The dog ate our doorbell

Exciting news. We have a new doorbell.
The old one was rather temperamental. Sometimes it worked and sometimes it didn’t. All the efforts of generations of electricians failed to figure out what was wrong. In the end, it died.
And no, the dog didn’t really eat it, though she would have happily done so if she could jump that high. But the doorbell’s demise was the cause of great disappointment for Poppy, who would let out an earth-shattering cannonade of barking every time it rang. It was worse still when she was sitting beside me. Every time she burst forth, I recoiled with the shock, so much so that I considered buying one of those portable defibrillators in case my heart finally gave out. Not that it would have been much use to me, and I doubt if the dog could operate it. So it would have been down to my wife, who fortunately has experience with such machines.
Poppy died a couple of years ago, but we did nothing about the doorbell. So what if visitors had to bang the door, and Amazon delivery drivers had to leave their stuff in the “designated place”? And so what if we didn’t even have a door-knocker?
That said, the new doorbell is a source of great delight to our two-year-old grandson. He’s a bells-and-whistles kind of guy. Anything that can be pressed that produces a tangible result, such as a light switch or one of those ghastly toys that triggers an audio recording on pressing a button, and he’s up for it. So now, when he comes to visit, he insists on pressing the bell at least three times before entering the house. So easy to please. No doubt it won’t be long before he’s learning to code.
As for us, now that we’ve re-joined the 20th century with this exciting piece of technology, what’s next?
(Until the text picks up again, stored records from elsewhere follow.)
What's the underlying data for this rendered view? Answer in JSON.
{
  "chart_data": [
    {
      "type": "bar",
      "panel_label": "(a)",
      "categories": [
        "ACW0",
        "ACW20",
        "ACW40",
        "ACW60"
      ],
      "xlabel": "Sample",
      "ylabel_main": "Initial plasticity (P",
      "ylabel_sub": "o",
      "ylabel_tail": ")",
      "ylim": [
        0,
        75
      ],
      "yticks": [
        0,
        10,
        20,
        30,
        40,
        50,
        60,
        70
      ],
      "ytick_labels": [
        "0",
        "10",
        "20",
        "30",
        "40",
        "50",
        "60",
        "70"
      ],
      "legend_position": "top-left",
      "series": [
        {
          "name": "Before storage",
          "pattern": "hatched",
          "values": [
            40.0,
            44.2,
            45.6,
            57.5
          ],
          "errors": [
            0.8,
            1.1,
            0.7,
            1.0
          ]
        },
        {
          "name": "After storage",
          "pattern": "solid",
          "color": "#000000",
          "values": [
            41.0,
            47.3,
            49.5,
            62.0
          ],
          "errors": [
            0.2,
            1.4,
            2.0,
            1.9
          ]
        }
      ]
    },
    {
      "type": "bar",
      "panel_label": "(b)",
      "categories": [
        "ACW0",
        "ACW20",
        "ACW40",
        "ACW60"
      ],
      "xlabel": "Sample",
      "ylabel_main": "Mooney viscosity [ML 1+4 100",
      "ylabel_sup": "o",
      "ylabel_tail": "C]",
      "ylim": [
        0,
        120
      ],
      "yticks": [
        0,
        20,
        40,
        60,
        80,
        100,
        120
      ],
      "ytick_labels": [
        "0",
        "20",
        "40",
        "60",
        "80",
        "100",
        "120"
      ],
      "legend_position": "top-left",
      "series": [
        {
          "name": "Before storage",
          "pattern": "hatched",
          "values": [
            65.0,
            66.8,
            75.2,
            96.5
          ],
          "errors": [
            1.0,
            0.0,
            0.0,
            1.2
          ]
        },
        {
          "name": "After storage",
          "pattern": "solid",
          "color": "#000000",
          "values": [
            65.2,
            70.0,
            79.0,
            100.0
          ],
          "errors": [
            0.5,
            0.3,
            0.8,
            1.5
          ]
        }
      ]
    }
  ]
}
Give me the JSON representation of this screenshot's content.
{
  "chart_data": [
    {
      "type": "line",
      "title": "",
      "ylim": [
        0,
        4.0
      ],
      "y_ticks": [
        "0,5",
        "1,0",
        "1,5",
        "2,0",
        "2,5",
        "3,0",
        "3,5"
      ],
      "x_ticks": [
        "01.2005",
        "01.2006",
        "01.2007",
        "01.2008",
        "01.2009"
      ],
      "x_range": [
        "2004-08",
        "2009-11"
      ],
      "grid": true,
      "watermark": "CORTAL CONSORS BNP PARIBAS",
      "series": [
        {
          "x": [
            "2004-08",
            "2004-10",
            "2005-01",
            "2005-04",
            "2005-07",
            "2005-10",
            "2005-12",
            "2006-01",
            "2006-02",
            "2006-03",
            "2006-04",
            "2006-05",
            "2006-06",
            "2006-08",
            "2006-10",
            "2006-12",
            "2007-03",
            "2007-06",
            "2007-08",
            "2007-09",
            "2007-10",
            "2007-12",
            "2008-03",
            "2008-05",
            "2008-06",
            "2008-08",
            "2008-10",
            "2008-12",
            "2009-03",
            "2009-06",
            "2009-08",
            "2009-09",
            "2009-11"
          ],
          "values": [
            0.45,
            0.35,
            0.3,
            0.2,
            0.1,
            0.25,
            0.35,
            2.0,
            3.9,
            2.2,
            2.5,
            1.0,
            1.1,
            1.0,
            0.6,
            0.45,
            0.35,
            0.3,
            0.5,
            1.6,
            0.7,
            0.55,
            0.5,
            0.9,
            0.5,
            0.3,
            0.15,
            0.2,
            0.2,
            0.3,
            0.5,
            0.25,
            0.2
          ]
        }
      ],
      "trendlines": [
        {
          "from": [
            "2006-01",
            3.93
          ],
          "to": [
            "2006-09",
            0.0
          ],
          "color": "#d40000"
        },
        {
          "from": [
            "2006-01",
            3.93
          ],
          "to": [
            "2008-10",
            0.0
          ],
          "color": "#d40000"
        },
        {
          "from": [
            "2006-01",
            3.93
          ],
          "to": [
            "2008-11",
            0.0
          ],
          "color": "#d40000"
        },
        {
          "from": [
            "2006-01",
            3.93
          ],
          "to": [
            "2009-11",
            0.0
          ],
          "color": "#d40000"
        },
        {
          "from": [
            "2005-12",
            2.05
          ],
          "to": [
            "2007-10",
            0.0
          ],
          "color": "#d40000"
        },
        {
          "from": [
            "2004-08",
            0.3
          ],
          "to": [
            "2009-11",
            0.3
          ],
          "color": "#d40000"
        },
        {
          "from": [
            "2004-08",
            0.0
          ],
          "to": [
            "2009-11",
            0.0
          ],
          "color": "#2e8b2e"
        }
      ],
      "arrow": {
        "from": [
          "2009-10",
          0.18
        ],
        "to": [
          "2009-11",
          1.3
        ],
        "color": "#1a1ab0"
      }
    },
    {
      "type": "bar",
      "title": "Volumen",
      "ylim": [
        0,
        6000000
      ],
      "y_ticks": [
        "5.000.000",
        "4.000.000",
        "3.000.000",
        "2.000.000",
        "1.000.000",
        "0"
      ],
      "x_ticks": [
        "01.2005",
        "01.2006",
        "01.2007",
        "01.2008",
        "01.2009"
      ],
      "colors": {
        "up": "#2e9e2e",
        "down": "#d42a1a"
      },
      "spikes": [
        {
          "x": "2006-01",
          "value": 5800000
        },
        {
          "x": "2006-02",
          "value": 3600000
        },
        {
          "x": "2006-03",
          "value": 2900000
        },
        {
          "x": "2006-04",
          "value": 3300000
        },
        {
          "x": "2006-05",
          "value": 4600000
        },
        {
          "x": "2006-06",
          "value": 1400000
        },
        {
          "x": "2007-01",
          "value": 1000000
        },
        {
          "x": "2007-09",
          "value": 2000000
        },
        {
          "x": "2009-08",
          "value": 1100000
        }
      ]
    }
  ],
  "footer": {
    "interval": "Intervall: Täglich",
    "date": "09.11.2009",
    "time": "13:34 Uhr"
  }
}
The internet of things, perhaps. Maybe we’ll acquire one of those video cameras with which you can see who’s approaching your front door while you’re lounging on a beach somewhere. Even better if it has a built-in taser that you can activate to repel invaders.
Until then, we cluck with delight at every sound of the doorbell, because we know that someone’s waiting at the door to deliver good things. Or, at the very least, to welcome us into the arms of Jesus.
Such simple pleasures are the stuff of life these days, as social pressure and the near indecipherable instructions of government keep me mainly confined to quarters. Would I rather be out and about, busy calculating the risk of exposure to COVID based on Japanese models, worked out by supercomputers, of the likely spread of the virus through aerosol transmission, with and without masks, as I step into a shop or sit down in a socially distanced restaurant table? I think not.
I do miss shopping in supermarkets (my wife has taken on that onerous and dangerous burden), because therein is another simple pleasure to be had. Not so much people-watching, because half the fun of that activity is observing the faces of fellow shoppers, which are now only partly visible.
More, basket watching. I find it fascinating observing other people’s shopping when I’m in the checkout line. I try and work out from the products in their basket whether the person is single or has a partner. Whether they have kids. Whether the kind of food they buy is for them, based on their physical shape and apparent level of fitness, or for someone else.
I delight in asking myself how on earth could anyone buy frozen this, hydrogenated that and processed something else. Every basket tells a tale. Perhaps of prissiness, fad obsession and perhaps even a dangerous love of alcohol.
I can feel quietly superior, though I would never admit this to anyone except you. I can also be unaware – because I don’t care – of the impression my shopping basket gives to others. It’s probably a bad one, because I usually buy the stuff that’s not good for me, despite the disapproval that greets my purchases when I get home. This is how pork pies creep into our lives.
Meanwhile, outside the little window on the world that lives in my laptop, sound and fury rages. Hysteria, hatred. Bald men fighting over combs. Governments failing, politicians melting down, people suffering.
The other day, I went for a check-up at my local clinic. Everything OK? came the question. As much as can be expected, I answer. How’s your mental health? That was a new one, presumably because of COVID. Fine, I said, in a confident voice. I expected to be asked about the state of my waterworks, which is a common question put to men of my age, to which I would have answered: as well as can be expected. Perhaps mental health these days is deemed to be more important than the state of a person’s prostate.
Anyway, all seemed well, though I was a bit surprised that a routine blood test was scheduled to take place after the check-up rather then before. I made that point. It seems that this is because of COVID, like everything else, I guess. Can’t think why though.
Why this conversation about doorbells, shopping baskets and the state of one’s prostate? Because the real meaning of “take back control” is not being frustrated by all the fires that rage around us and nurturing an illusion that we, or our politicians, can do something about them. It’s actually all about finding ways not to be swept away by tides of negative emotion.
And taking pleasure in small things. All good? Good.